I have the SWG turned on to 76%.

PH = 7.8
ALK 120
CYA 60
Calcium 220
Salt 3200
FAC 0

I guess the main question I have is the necessity of FAC for a salt water pool. I always felt you needed to have traces of it (1.0 - 1.5) in the pool. Am I wrong?
 
Actually whether or not you have a SWG, your FAC should be at the appropriate level as noted on the Chlorine/CYA chart (link below). You have no free chlorine which is a breeding ground for algae/bacteria. If your water was perfect, the target level for CYA of 60 would be 4 FC ppm. When your water is clear and healthy, your SWG should produce the appropriate amount of sanitizer to do that.

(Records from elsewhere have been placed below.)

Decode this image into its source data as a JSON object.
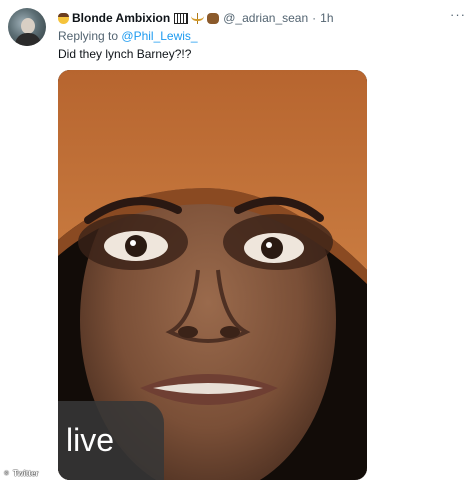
{
  "tweet": {
    "display_name": "Blonde Ambixion",
    "handle": "@_adrian_sean",
    "separator": "·",
    "time": "1h",
    "more_icon": "more-horizontal-icon",
    "reply_prefix": "Replying to",
    "reply_handle": "@Phil_Lewis_",
    "text": "Did they lynch Barney?!?"
  },
  "media": {
    "badge": "live"
  },
  "watermark": {
    "symbol": "©",
    "label": "Twitter"
  },
  "colors": {
    "link": "#1d9bf0",
    "secondary_text": "#536471",
    "primary_text": "#0f1419",
    "hat": "#c2703a"
  }
}
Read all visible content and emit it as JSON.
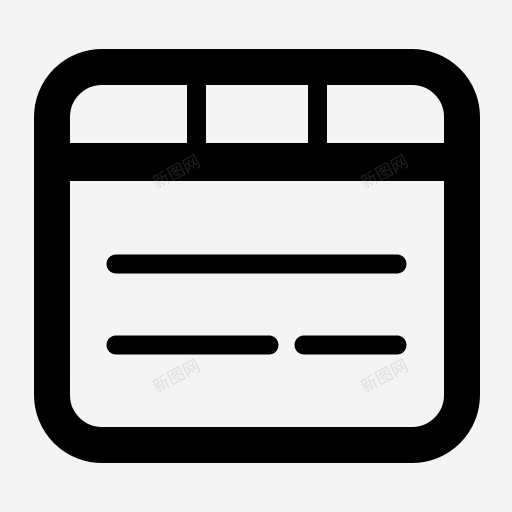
{
  "icon": {
    "name": "table-layout-icon",
    "stroke_color": "#000000",
    "fill_color": "#f4f4f4",
    "background": "#f4f4f4"
  },
  "watermark": {
    "text": "新图网"
  }
}
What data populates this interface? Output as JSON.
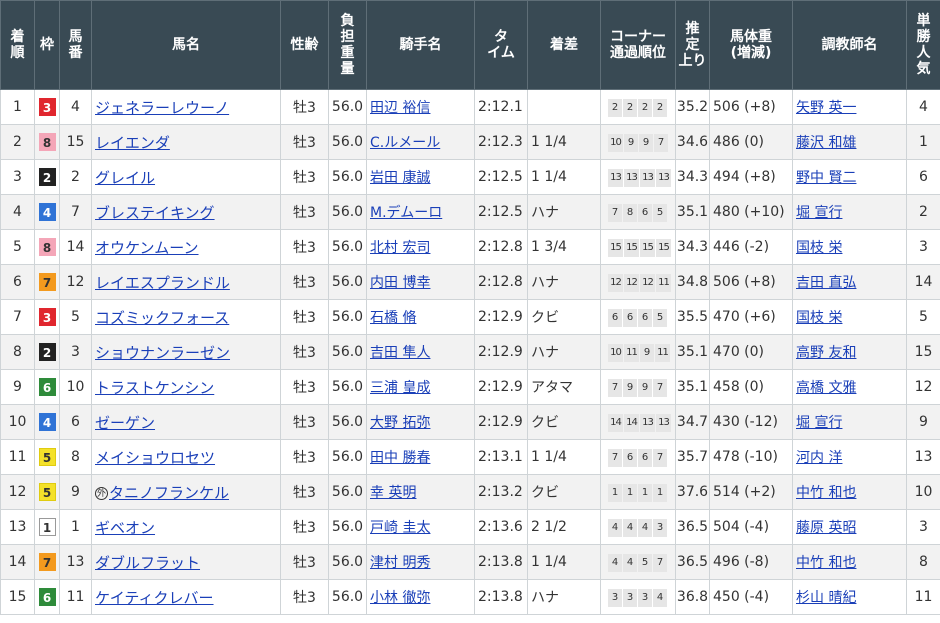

But when your water is cloudy, green, or otherwise showing indications of algae, your SWG will not be able to maintain the required FC level to kill the algae. That's why you will typically see TFP recommended to SWG users to dial down their SWG and augment the "SLAM" process with bleach.

Based on your readings provided, and the fact your water is cloudy, you are a good candidate for "SLAM". So if you are going to follow the TFP method, here's what you need to do:

- Reduce PH to 7.2 if possible (no more than 7.5)
- With CYA at 60, you need to meet an FC SLAM level of 24. Use the Chlorine/CYA chart (link in my sig) to add regular liquid bleach and bring your FC up to the proper SLAM level rating of 24 which is based on your current CYA of 60 and make sure it stays there (MAINTAIN) until you meet ALL 3 SLAM criteria! That may take just a few days or even a week or two! That is absolutely critical for success.

The Poolmath Calculator (link below) is a perfect tool to help you confirm the amount of each product required to meet those levels. I suggest you start right away, however you must have a TF-100 or Taylor K2006 test kit. Pool stores, test strips, and/or local over the counter kits will not give you readings at these levels.

- - - Updated - - -

At the same time, continue to run your pump 24/7. Remove any “muck” and debris, scrub all parts of your pool to expose any algae, and vacuum/clean (or backwash) filter as necessary. You may have to do this several times. It's a lot of babysitting, but with patience and consistency, you will succeed.